Their results were comparable to the Kreisler et al. results, where they investigated a 810-nm diode laser and recommended that a power output of 0.5 W for 10 s would be suitable for hypersensitivity treatment in the lower incisors and upper first premolars, while a power of 1 W, also for 10 s is the maximum output for the other teeth; otherwise, by using more power, the pulp vitality may be jeopardized [17].

The temperature threshold for the survival of the pulp tissue was reported in the classical study of Zach and Cohen, in which the teeth that were subjected to a 5°C increase in the temperature failed to recover in 15 % of the monkey teeth. In recent studies, an increase in temperature of 3°C is assumed to be the maximum ceiling to not produce irreversible pulpal damage [20, 21].

In our study, a diode laser emitting at 445 nm of power settings of 1, 1.5, 2, 2.5, and 3 W in a continuous mode with optical fiber 320 μm at times of 10, 15, 30, and 60 s was used with all previous parameters and applied to all teeth samples 1 to 10.

In the teeth samples 1 to 5 in which the irradiation was stationary, a high increase in temperature was observed in the dental pulp, which exceeded the temperature rise safety limit, compared to the teeth samples 6 to 10, especially with the parameters of 3 W/60s, 2 W/30s, and 2.5 W/30s. This might be due to the carbonization that happened on the tooth surface during laser application resulting in increase of the absorption of the 445-nm diode laser which is highly absorbed in the pigmented tissue. Also, carbonization was observed in most of the teeth samples 1 to 5 where irradiation was starting from the power of 1.5 W at 30 s. Moreover charring and cracking of some teeth samples were noticed. The thickness of enamel and dentine, the quality of the tooth structure, the tooth mass, the heat capacity of the tooth, and the stationary irradiation itself could play a major role in the transmission of laser energy to the pulp which may illustrate the variation of thermal increase inside the pulp chambers.

On the other hand, the teeth samples 6 to 10, where the laser application was delivered with movement, the maximum pulp temperature rise did not exceed the temperature rise safety limit when irradiated with parameters of 1 W up to 60 s.
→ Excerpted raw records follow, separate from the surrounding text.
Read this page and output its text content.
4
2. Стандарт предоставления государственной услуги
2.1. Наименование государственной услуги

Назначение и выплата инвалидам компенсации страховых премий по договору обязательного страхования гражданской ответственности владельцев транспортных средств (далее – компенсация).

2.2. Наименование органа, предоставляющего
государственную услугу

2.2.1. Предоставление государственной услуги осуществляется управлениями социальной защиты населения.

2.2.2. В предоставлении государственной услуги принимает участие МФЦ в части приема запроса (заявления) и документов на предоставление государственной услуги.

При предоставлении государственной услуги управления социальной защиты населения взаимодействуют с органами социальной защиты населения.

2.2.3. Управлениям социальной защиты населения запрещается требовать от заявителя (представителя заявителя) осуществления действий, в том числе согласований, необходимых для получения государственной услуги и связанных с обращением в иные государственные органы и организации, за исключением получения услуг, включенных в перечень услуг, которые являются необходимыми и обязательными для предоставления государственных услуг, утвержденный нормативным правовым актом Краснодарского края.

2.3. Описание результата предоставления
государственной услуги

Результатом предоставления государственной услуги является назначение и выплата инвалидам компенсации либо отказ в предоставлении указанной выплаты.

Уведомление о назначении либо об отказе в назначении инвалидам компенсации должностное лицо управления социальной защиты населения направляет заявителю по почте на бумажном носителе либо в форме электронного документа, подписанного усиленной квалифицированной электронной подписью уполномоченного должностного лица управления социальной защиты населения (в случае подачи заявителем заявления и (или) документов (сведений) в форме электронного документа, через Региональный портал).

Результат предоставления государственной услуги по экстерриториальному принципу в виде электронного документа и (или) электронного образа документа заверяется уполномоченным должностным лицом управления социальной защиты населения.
The maximum temperature rise of 1.5 and 2 W laser parameters was also within the safe limit, when used up to 15 s. No carbonization, charring, or cracking of the tooth was observed, which could be due to the movement of the fiber tip during the laser irradiation. The Umana et al. study concluded that the temperature measurements of 810- and 980-nm diode lasers’ irradiation up to 2 W are safe to the pulp tissue when the irradiation parameters were 0.8, 1, 1.6, and 2 W using a fiber diameter of 200 μm and the irradiation time was 10 s. On the other hand, Kreisler et al. concluded that the irradiation with 809-nm diode laser should be limited to 1 W at a maximum irradiation of 10 s in case of a 2-mm minimal mean of dentin layer in the coronal half of the roots. However, in the proximal surfaces of the first maxillary premolars and lower incisors, the output power have to be limited to 0.5 W and the irradiation time to 10 s.
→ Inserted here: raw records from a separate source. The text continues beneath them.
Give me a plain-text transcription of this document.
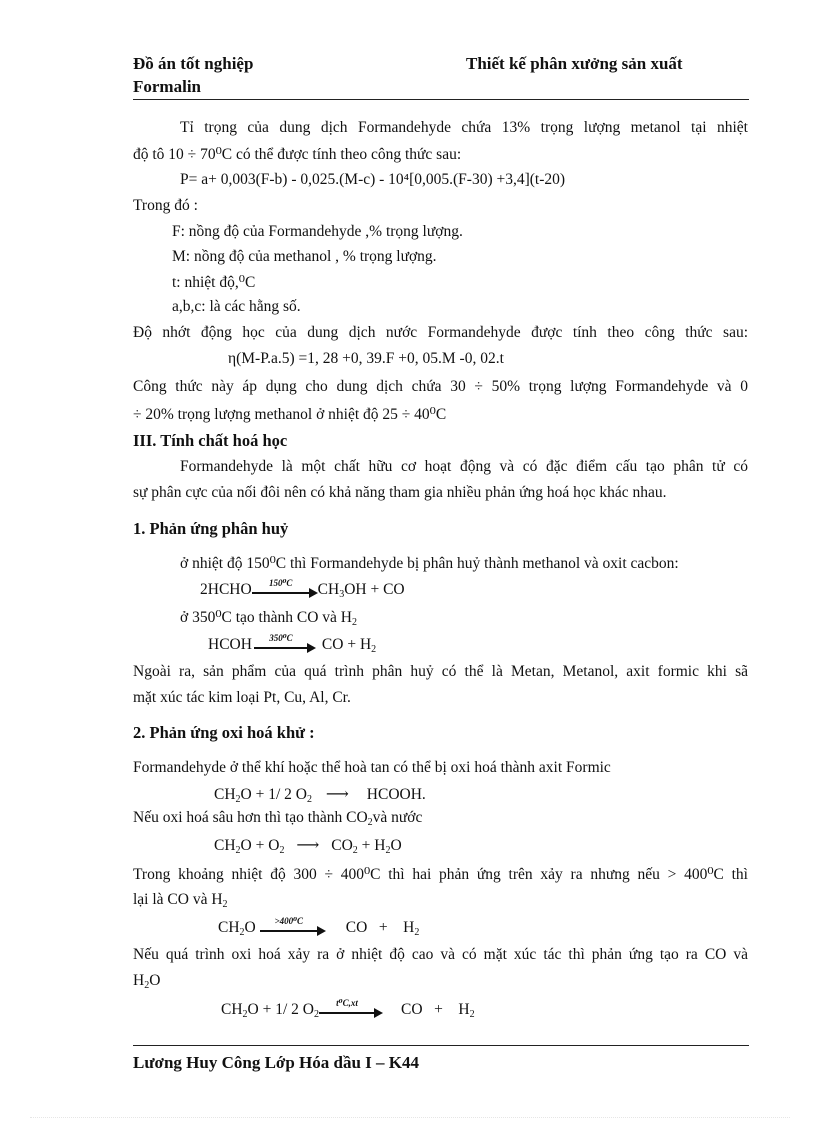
Đồ án tốt nghiệp
Formalin
Thiết kế phân xưởng sản xuất
Tỉ trọng của dung dịch Formandehyde chứa 13% trọng lượng metanol tại nhiệt
độ tô 10 ÷ 70⁰C có thể được tính theo công thức sau:
P= a+ 0,003(F-b) - 0,025.(M-c) - 10⁴[0,005.(F-30) +3,4](t-20)
Trong đó :
F: nồng độ của Formandehyde ,% trọng lượng.
M: nồng độ của methanol , % trọng lượng.
t: nhiệt độ,⁰C
a,b,c: là các hằng số.
Độ nhớt động học của dung dịch nước Formandehyde được tính theo công thức sau:
η(M-P.a.5) =1, 28 +0, 39.F +0, 05.M -0, 02.t
Công thức này áp dụng cho dung dịch chứa 30 ÷ 50% trọng lượng Formandehyde và 0
÷ 20% trọng lượng methanol ở nhiệt độ 25 ÷ 40⁰C
III. Tính chất hoá học
Formandehyde là một chất hữu cơ hoạt động và có đặc điểm cấu tạo phân tử có
sự phân cực của nối đôi nên có khả năng tham gia nhiều phản ứng hoá học khác nhau.
1. Phản ứng phân huỷ
ở nhiệt độ 150⁰C thì Formandehyde bị phân huỷ thành methanol và oxit cacbon:
2HCHO	150⁰C	$CH_3OH$ + CO
ở 350⁰C tạo thành CO và $H_2$
HCOH	350⁰C	CO + $H_2$
Ngoài ra, sản phẩm của quá trình phân huỷ có thể là Metan, Metanol, axit formic khi sã
mặt xúc tác kim loại Pt, Cu, Al, Cr.
2. Phản ứng oxi hoá khử :
Formandehyde ở thể khí hoặc thể hoà tan có thể bị oxi hoá thành axit Formic
$CH_2O + 1/$ 2 $O_2$ ⟶ HCOOH.
Nếu oxi hoá sâu hơn thì tạo thành $CO_2và$ nước
$CH_2O + O_2$ ⟶ $CO_2 + H_2O$
Trong khoảng nhiệt độ 300 ÷ 400⁰C thì hai phản ứng trên xảy ra nhưng nếu > 400⁰C thì
lại là CO và $H_2$
$CH_2O$	>400⁰C	CO   +    $H_2$
Nếu quá trình oxi hoá xảy ra ở nhiệt độ cao và có mặt xúc tác thì phản ứng tạo ra CO và
$H_2O$
$CH_2O + 1/$ 2 $O_2$
t⁰C,xt	CO   +    $H_2$
Lương Huy Công Lớp Hóa dầu I – K44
The results of this current study were contradictory to the results of Umana et al. and Kreisler et al. regarding the temperature safety limit to the dental pulp, especially with the irradiation time, where they recommended the use of the same power settings, but with a maximum laser irradiation time of 10 s only. This could be due to the use of different wavelengths and different fiber diameter than in our study.

Conclusion

Within the limitation of this study, it can be concluded that the diode 445-nm laser irradiation 0.2–1 W, CW, up to 60 s; 1.5 W, CW up to10 s; 1.5 W, CW up to 15 s; 2 W, CW up to 10 s; and 2.5 W, CW up to 10 s are safe parameters for the dental pulp for the treatment of dentine hypersensitivity.

Further temperature evaluation studies are recommended using diode laser 445-nm in the treatment of dentin hypersensitivity on teeth with different morphological variations, furthermore to evaluate its effect on the dentinal tubules and dentine surface structure alterations.